D. viene talora indicato nella letteratura storica con l'ordinale I, per distinguerlo da un altro papa, secondo di quel nome, che avrebbe pontificato per un anno e sei mesi nella seconda metà del sec. X e che appare registrato in quasi tutti i cataloghi (esclusi tre) come "Domnus" o "Domnus de Suri" tra Benedetto VI (19 gennaio 973-giugno del 974) e Benedetto VII (ottobre del 974-10 luglio 983), prima dell'intruso Bonifacio VII (il diacono Franco figlio di Ferruccio, innalzato al governo della Chiesa romana - vivente ancora Benedetto VI - da Crescenzio "di Teodora" nel maggio del 974 durante una sommossa, ed espulso nel giugno successivo grazie all'intervento del messo imperiale Siccone). Tuttavia, secondo la critica moderna un papa Dono II non è mai esistito. Come ha provato il Giesebrecht, infatti, ragioni di ordine cronologico escludono l'eventualità di un pontificato di Dono II da porsi fra quelli immediatamente contigui di Benedetto VI e di Benedetto VII. Per spiegare l'inserimento di questo papa mai esistito nella lista dei pontefici romani, il Duchesne avanzò l'ipotesi che esso fosse la conseguenza di un equivoco. Secondo lo studioso francese, dunque, il successore legittimo di Benedetto VI e suo omonimo, Benedetto VII, il quale era vescovo di Sutri quando venne eletto al soglio di s. Pietro, poté venir registrato - senza l'ordinale, ma con la sola specificazione di "domnus de Suri" - subito dopo il suo predecessore nell'esemplare della lista episcopale romana, che fu all'origine della tradizione manoscritta a noi nota dei cataloghi pontifici. Gli amanuensi posteriori poterono fraintendere l'efemeride e fare di un appellativo - "domnus" - un nome proprio - "Domnus" -, e di un complemento di specificazione - "de Suri" - un complemento di provenienza, postulando in tal modo l'esistenza di un pontefice legittimo, diverso da Benedetto VI e da Benedetto VII, da porsi tra questi due ultimi, prima o contemporaneamente all'intruso Bonifacio VII. L'ipotesi appare plausibile, specialmente se si tiene conto delle incertezze che poté generare il problema dell'inserimento nella lista episcopale romana della notizia relativa al governo dell'antipapa Bonifacio VII.
fonti e bibliografia
I.D. Mansi, Sacrorum conciliorum nova et amplissima collectio, XI, Florentiae 1765, coll. 195-202.
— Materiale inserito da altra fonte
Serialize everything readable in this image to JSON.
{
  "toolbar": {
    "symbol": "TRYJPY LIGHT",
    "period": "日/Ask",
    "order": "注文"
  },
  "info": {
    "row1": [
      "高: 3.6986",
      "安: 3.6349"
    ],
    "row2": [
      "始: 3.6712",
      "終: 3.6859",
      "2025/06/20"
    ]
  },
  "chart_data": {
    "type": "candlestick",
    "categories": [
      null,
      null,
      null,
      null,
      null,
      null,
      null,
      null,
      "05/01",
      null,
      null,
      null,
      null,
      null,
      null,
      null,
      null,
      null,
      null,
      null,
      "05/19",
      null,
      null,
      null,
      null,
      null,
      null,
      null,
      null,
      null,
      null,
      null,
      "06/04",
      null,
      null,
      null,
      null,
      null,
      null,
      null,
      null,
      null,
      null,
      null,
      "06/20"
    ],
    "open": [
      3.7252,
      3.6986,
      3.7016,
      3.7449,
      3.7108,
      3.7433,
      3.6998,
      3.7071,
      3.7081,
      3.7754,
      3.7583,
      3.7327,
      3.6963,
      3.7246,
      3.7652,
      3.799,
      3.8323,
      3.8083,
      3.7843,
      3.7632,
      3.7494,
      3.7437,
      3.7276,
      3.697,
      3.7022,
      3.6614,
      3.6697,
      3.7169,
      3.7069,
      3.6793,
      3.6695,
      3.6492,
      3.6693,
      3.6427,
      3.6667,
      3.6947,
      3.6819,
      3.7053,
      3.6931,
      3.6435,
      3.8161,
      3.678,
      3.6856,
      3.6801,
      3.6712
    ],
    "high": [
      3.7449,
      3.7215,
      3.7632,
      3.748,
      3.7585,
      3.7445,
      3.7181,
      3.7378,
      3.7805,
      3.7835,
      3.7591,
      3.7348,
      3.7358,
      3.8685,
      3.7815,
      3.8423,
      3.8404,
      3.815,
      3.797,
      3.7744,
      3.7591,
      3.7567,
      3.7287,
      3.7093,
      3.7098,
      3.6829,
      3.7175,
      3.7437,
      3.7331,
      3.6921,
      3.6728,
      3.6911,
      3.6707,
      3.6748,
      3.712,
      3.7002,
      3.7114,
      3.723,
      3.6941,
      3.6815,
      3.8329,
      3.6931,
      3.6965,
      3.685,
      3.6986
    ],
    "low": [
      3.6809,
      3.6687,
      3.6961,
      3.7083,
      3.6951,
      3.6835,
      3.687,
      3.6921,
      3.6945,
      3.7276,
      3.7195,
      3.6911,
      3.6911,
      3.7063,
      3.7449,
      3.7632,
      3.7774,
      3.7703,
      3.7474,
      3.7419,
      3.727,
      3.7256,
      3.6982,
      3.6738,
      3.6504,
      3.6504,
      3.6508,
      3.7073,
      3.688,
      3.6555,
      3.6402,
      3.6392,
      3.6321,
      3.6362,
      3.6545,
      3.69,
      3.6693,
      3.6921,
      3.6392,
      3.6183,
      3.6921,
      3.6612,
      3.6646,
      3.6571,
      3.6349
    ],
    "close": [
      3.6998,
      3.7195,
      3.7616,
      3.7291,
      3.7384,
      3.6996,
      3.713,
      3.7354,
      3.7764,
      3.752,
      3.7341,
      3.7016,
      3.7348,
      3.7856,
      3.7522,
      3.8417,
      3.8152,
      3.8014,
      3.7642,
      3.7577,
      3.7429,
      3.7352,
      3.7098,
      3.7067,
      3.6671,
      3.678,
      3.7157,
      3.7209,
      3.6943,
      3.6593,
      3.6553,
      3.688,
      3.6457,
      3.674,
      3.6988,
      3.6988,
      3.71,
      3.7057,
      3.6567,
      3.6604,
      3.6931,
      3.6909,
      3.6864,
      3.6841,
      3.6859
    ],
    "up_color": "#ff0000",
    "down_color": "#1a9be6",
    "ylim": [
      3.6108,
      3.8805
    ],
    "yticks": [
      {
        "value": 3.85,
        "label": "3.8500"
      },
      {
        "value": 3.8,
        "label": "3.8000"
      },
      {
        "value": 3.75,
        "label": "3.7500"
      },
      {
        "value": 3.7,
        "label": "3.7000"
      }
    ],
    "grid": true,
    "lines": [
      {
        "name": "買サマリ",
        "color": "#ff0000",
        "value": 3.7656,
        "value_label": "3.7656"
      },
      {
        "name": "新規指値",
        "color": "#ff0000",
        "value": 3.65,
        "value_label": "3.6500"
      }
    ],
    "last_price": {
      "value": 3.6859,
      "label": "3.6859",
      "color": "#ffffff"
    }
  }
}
Agnelli Liber pontificalis ecclesiae Ravennatis, a cura di O. Holder-Egger, in M.G.H., Scriptores rerum Langobardicarum et Italicarum saec. VI-IX, a cura di G. Waitz, 1878, pp. 351 s.
Le Liber pontificalis, a cura di L. Duchesne, I, Paris 1886, pp. 348 s.; II, ivi 1892, pp. 255, 256 n. 4; cfr. ibid., I, pp. XVII-XIX.
Regesta Pontificum Romanorum, a cura di Ph. Jaffé-G. Wattenbach-S. Loewenfeld-F. Kaltenbrunner-P. Ewald, I, Lipsiae 1885, p. 479.
W. Giesebrecht, Jahrbücher des deutschen Reiches unter dem Sächsischen Hause, II, Berlin 1840, p. 141.
O. Bertolini, Roma di fronte a Bisanzio e ai Longobardi, Bologna 1941, pp. 365-67.
Codice topografico della città di Roma, a cura di R. Valentini-G. Zucchetti, II, Roma 1942 (Fonti per la Storia d'Italia, 88), p. 256.
H. Marot, Donus (ou Domnus), in D.H.G.E., XIV, coll. 671 s.
cfr. R. Aubert, Domnus [rinvio esplicativo], ibid., col. 644.
Lexikon für Theologie und Kirche, III, Freiburg 1995³, s.v., col. 336.